Drone Assisted Remote Wellness Monitoring Using RGB Camera


Tuncarslan E. B., YILMAZ İ.

14th International Symposium on Digital Forensics and Security, ISDFS 2026, Massachusetts, Amerika Birleşik Devletleri, 19 - 20 Mart 2026, (Tam Metin Bildiri)

  • Yayın Türü: Bildiri / Tam Metin Bildiri
  • Doi Numarası: 10.1109/isdfs69419.2026.11459053
  • Basıldığı Şehir: Massachusetts
  • Basıldığı Ülke: Amerika Birleşik Devletleri
  • Anahtar Kelimeler: Disaster Response Telemedicine, Drone-Assisted Healthcare, Edge AI, Heart Rate Estimation, Quality Gating, Refusal Policy, Remote Patient Monitoring, rPPG
  • Maltepe Üniversitesi Adresli: Evet

Özet

In remote rural regions and severe weather conditions (e.g., snowstorms and floods), emergency response teams may be delayed or unable to reach patients in time. This motivates drone-assisted remote triage workflows where a firstresponse UAV provides early situational and physiological telemetry to a command center.
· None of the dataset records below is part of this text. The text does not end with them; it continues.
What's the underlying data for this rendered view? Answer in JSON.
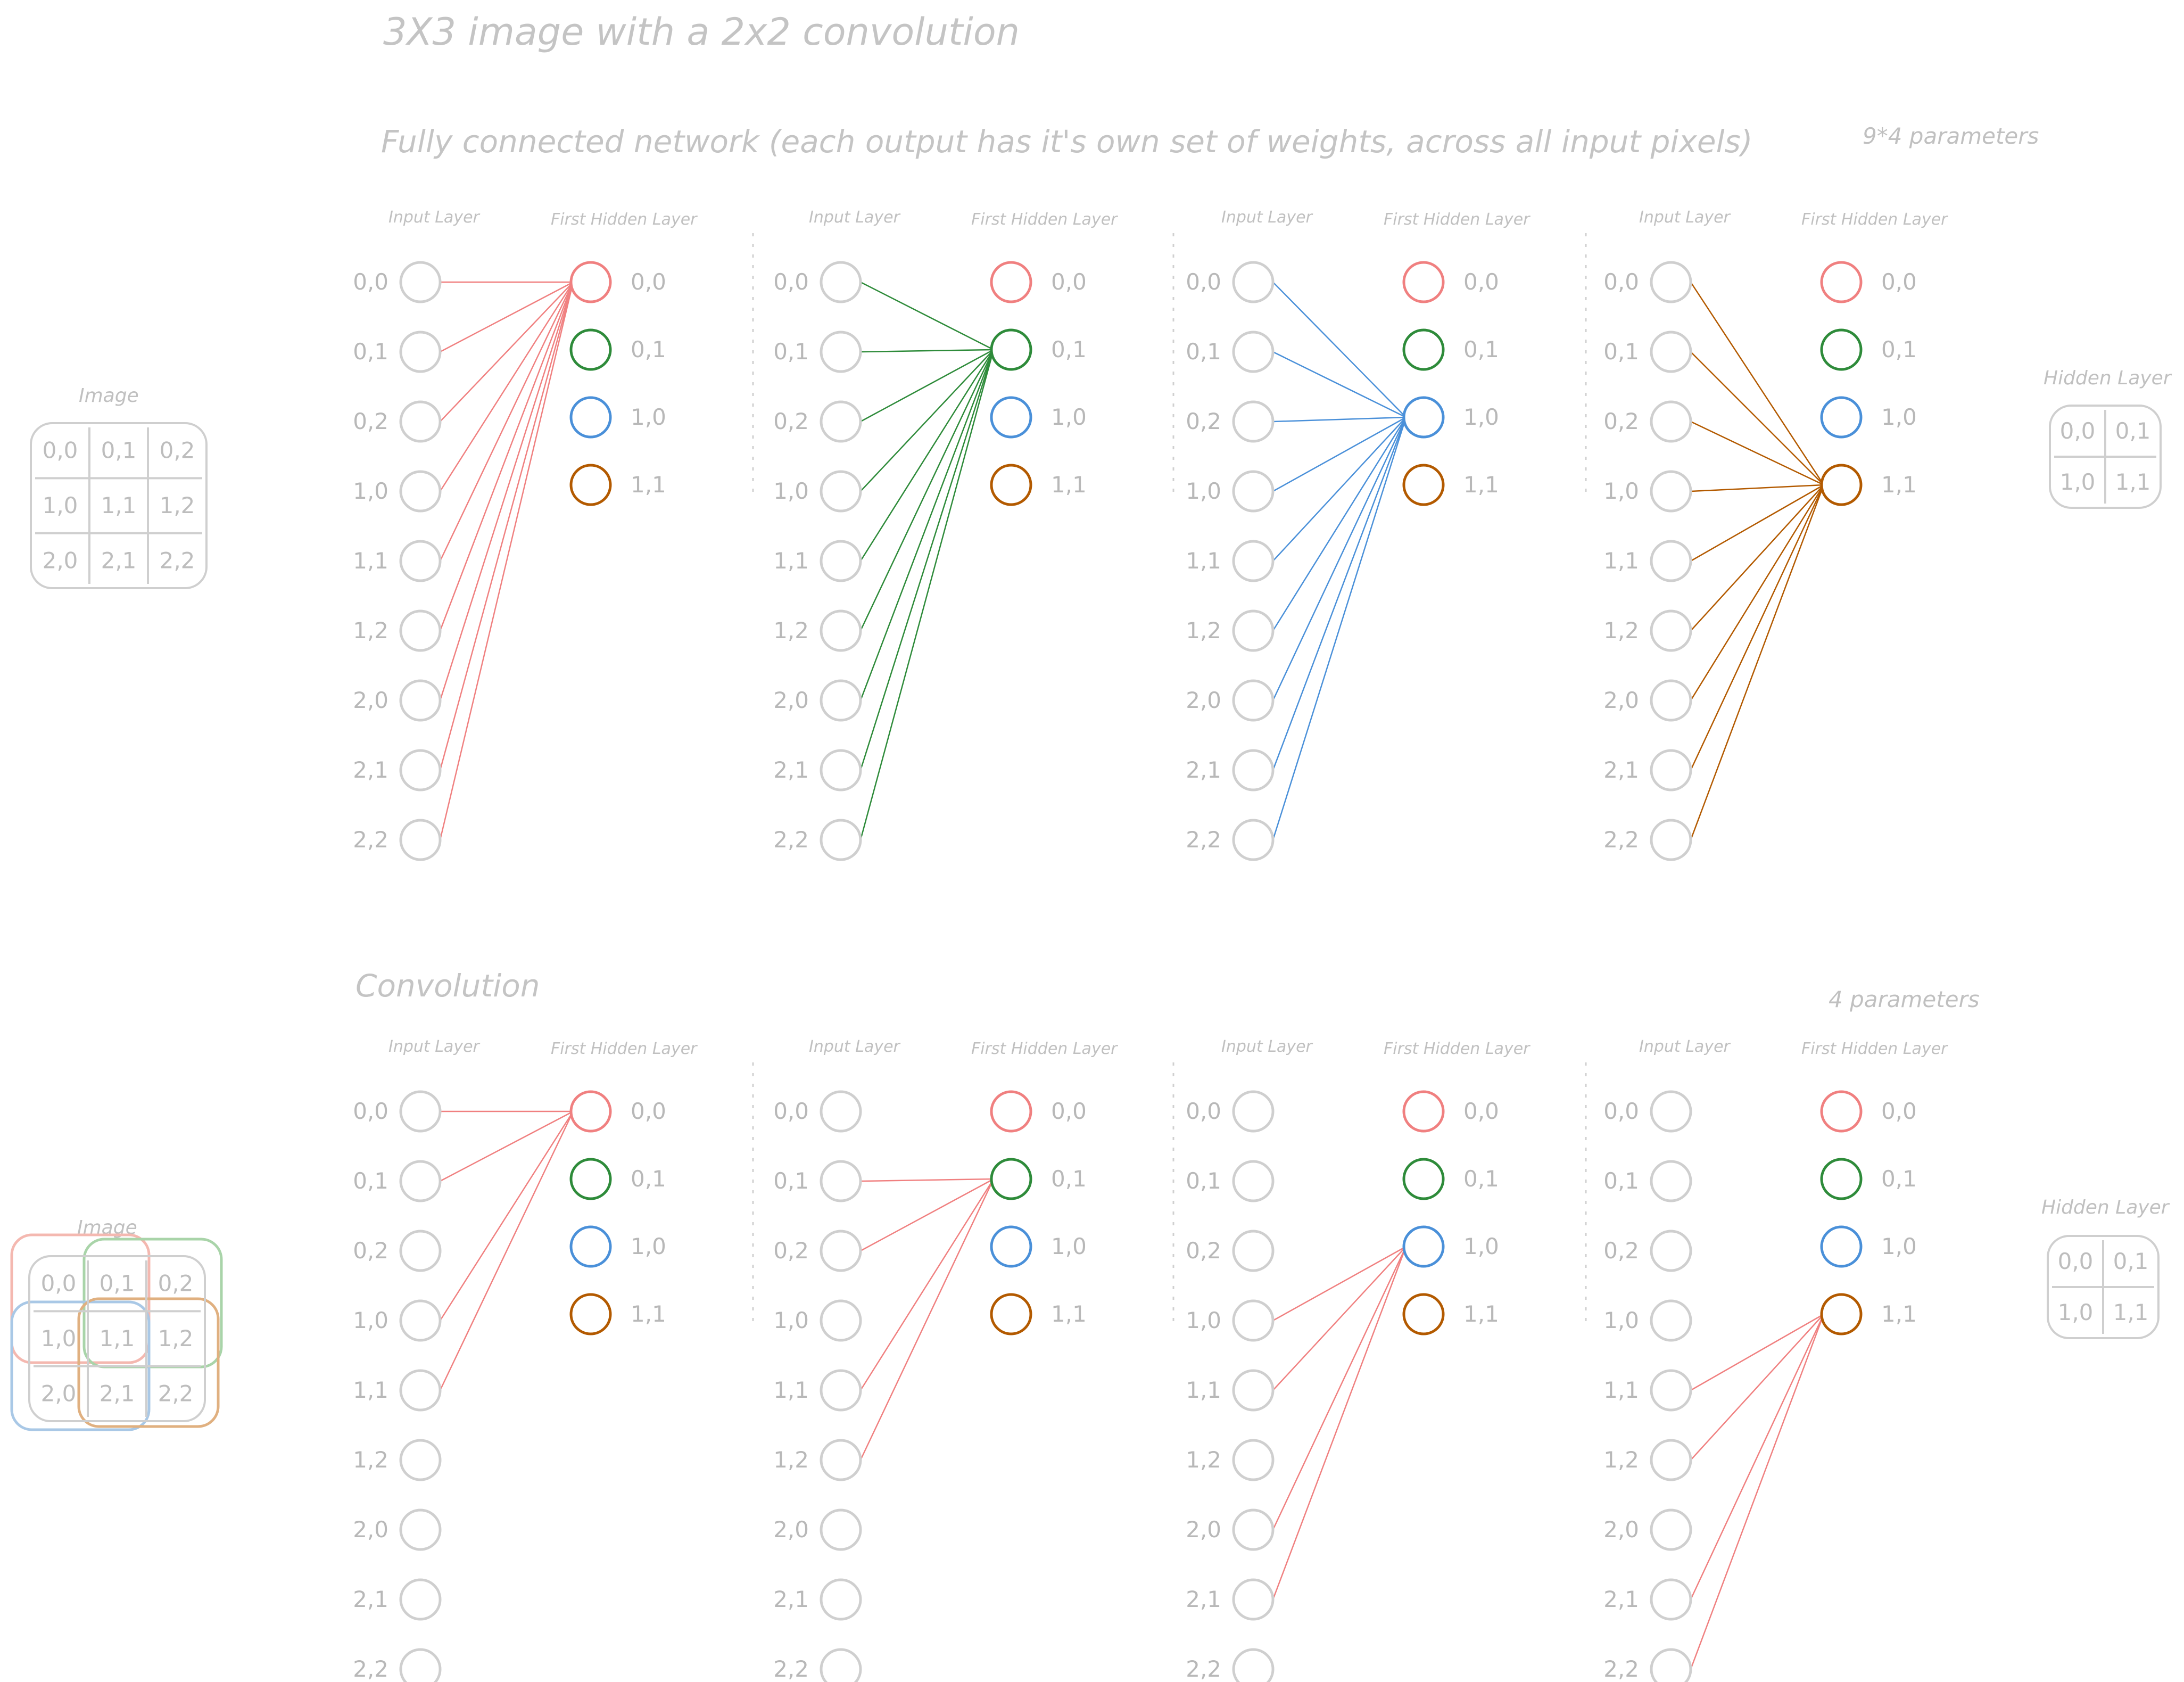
{
  "title": "3X3 image with a 2x2 convolution",
  "sections": {
    "fully_connected": {
      "heading": "Fully connected network (each output has it's own set of weights, across all input pixels)",
      "params": "9*4 parameters"
    },
    "convolution": {
      "heading": "Convolution",
      "params": "4 parameters"
    }
  },
  "layer_headers": {
    "input": "Input Layer",
    "hidden": "First Hidden Layer"
  },
  "input_labels": [
    "0,0",
    "0,1",
    "0,2",
    "1,0",
    "1,1",
    "1,2",
    "2,0",
    "2,1",
    "2,2"
  ],
  "hidden_labels": [
    "0,0",
    "0,1",
    "1,0",
    "1,1"
  ],
  "colors": {
    "neutral": "#cfcfcf",
    "hidden": [
      "#f08080",
      "#2e8b3a",
      "#4a90d9",
      "#b35a00"
    ],
    "conv_edges": "#f08080",
    "conv_windows": [
      "#f4b8b0",
      "#a9d4a9",
      "#a9c8e6",
      "#e0b080"
    ]
  },
  "image_grid": {
    "title": "Image",
    "cells": [
      [
        "0,0",
        "0,1",
        "0,2"
      ],
      [
        "1,0",
        "1,1",
        "1,2"
      ],
      [
        "2,0",
        "2,1",
        "2,2"
      ]
    ]
  },
  "hidden_grid": {
    "title": "Hidden Layer",
    "cells": [
      [
        "0,0",
        "0,1"
      ],
      [
        "1,0",
        "1,1"
      ]
    ]
  },
  "fc_connections": [
    [
      0,
      1,
      2,
      3,
      4,
      5,
      6,
      7,
      8
    ],
    [
      0,
      1,
      2,
      3,
      4,
      5,
      6,
      7,
      8
    ],
    [
      0,
      1,
      2,
      3,
      4,
      5,
      6,
      7,
      8
    ],
    [
      0,
      1,
      2,
      3,
      4,
      5,
      6,
      7,
      8
    ]
  ],
  "conv_connections": [
    [
      0,
      1,
      3,
      4
    ],
    [
      1,
      2,
      4,
      5
    ],
    [
      3,
      4,
      6,
      7
    ],
    [
      4,
      5,
      7,
      8
    ]
  ]
}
We present a practical RGB camerabased wellness monitoring pipeline that estimates physiological indicators from video via remote photoplethysmography (rPPG) and motion-derived signals. Unlike accuracy-only approaches, the proposed system targets safety-critical operation by integrating explicit quality gating and a refusal policy to avoid wrong-but-confident outputs under adverse capture conditions (motion, unstable sampling, intermittent face loss, or illumination drift). The pipeline consists of face ROI extraction, POS-inspired signal projection, temporal stabilization, and an interpretable Signal Quality Score (SQS) used for selective publishing. In a pilot real-time capture log (N=3448 JSONL rows; effective median capture rate ≈ 3.72 FPS), the system achieves high heartrate telemetry availability (97.71% coverage) while transparently abstaining on insufficient-evidence segments with explicit reason codes. Since the pilot operates at substantially lower frame rates than typical rPPG settings, we emphasize safety-first availability under strict gating rather than clinical-grade accuracy, and conservatively disable HRV reporting under low-FPS conditions. Failure-mode analysis indicates that dominant rejections are driven by sampling instability and missing respiration evidence. The proposed design supports drone-enabled telehealth triage, where reliability, interpretability, and honest abstention are critical for operational decision-making.